As highlighted a few months back, AT&T (NYSE:T) was beaten down to the point where the stock was more appealing. AT&T has now rallied off the late July lows as signs suggest the rally will continue. My investment thesis remains Bullish on the telecom stock for a short-term rally into year-end, but investors must not turn this back into a long-term investment due solely to the large dividend.
Smart Dividend Moves
On Friday, September 29th, AT&T announced the next quarterly dividend of $0.2775 for a dividend yield of 7.4%. Shareholders of record on October 10 get paid the large dividend on November 1.
Of course, the dividend is only over 7% due to the stock price collapsing in the last decade. The good news is that AT&T isn’t blindly hiking the dividend anymore, unlike wireless peer Verizon Communications (VZ).
AT&T has now announced 7 straight quarterly dividend payments of $0.2775 per quarter following the dividend cut back in early 2022. The telecom giant used to hike dividends at the start of a new year, but the company appears to have finally realized that hiking the dividend payout makes absolutely no sense when the telecom giant has a huge debt load.
Verizon has taken the opposite approach and the stock hasn’t turned the corner. Our recent research highlighted how the BoD was making a mistake of increasing quarterly dividend payouts boosting the annual payout by $200 million each year. The stock trades at a decade low despite the constant hikes every year.
AT&T only faces annual dividend payouts of $9.3 billion now while the free cash flow targets for the year are up at $16+ billion. The telecom giant has far more cash to repay debt after the dividends.
Under these financial targets, AT&T has ~$6.7 billion to repay debt after paying annual dividends. A 2% annual dividend hike would’ve increased the payouts ~$186 million for 2023 leading to $372 million in additional dividend payouts for 2024. Suddenly, the available cash flow after dividend payouts would shrink to unsustainable levels.
Prime Example
As we’ve tried to inform dividend investors in this space over the last several years, dividends alone aren’t a reason to invest in a stock. T-Mobile (TMUS) hasn’t offered investors a dividend, yet the stock has a total return of 437% in the last decade while both AT&T and Verizon have only produced minimal 20% returns despite large dividend payouts.

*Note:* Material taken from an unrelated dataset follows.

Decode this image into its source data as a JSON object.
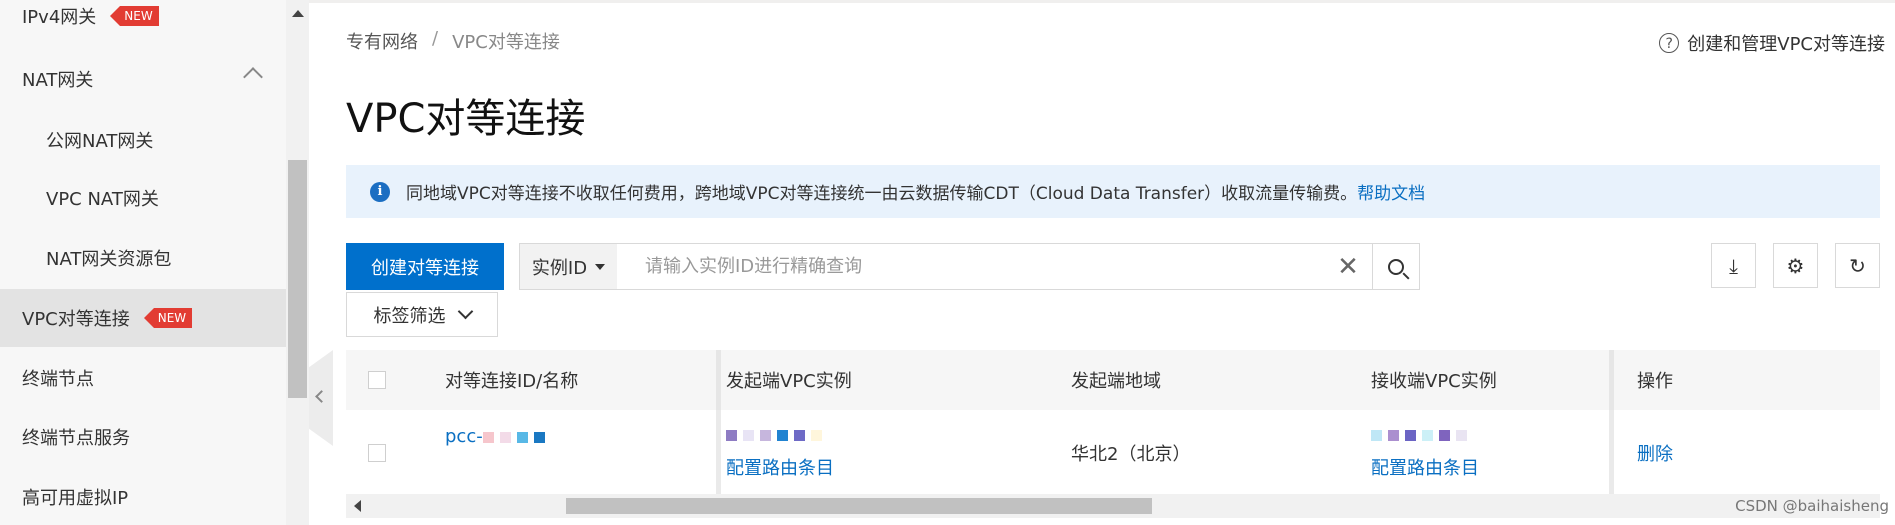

AT&T has smartly pulled away from focusing on dividend hikes for the sake of the company remaining a dividend aristocrat. On the Q2’23 earnings call, CEO John Stankey had this to say about the dividend:
As Pascal will discuss, we’ve addressed a number of one time and discrete items and now expect to use an increasing amount of our free cash flows after dividends to accelerate our debt reduction efforts.
The telecom giant ended June with a net debt of $132 billion. The company has made several non-recurring payments this year and still has to pay another $2 billion for spectrum before debt repayments will start. After that, AT&T will start repaying debt and target reaching a leverage ratio goal of 2.5x EBITDA.
At current EBITDA levels of $42.6 billion, AT&T would cut the debt to $106.5 billion to hit the 2.5x leverage ratio. Based on the current debt levels, the telecom company hitting this ratio by 2025 would appear very aggressive.
Investors should realize that a goal of hitting a 2.5x net leverage ratio in over 2 years from now still leaves AT&T with over $105 billion in net debt. Investors should really question why the company would want to continue carrying debt knowing the top-performing tech stocks generate excessive returns in part to not becoming heavily indebted.
AT&T is set to report Q3’23 results on October 19. The consensus analyst estimates are for revenue to be mostly flat at $30 billion with the EPS falling nearly 9% to $0.62.
The biggest fear is that financial results won’t hit targets. Another issue, AT&T could end up facing major lawsuits and potential liabilities of the toxic lead cable issue.
Takeaway
The key investor takeaway is that AT&T has turned the corner with the company now focused on repaying debt versus hiking the dividend. The telecom giant still has to solve issues with the struggling business, but the stock offers less risk when repaying debt to better position the company for a rainy day. Besides, current investors still get a large dividend yield of 7.4%.
AT&T isn’t a stock to own for the long term unless the business magically returns to growth mode, but investors should collect a nice rally to $20 while collecting the large dividend over the next year. Investors just shouldn’t become married to the stock or the dividend.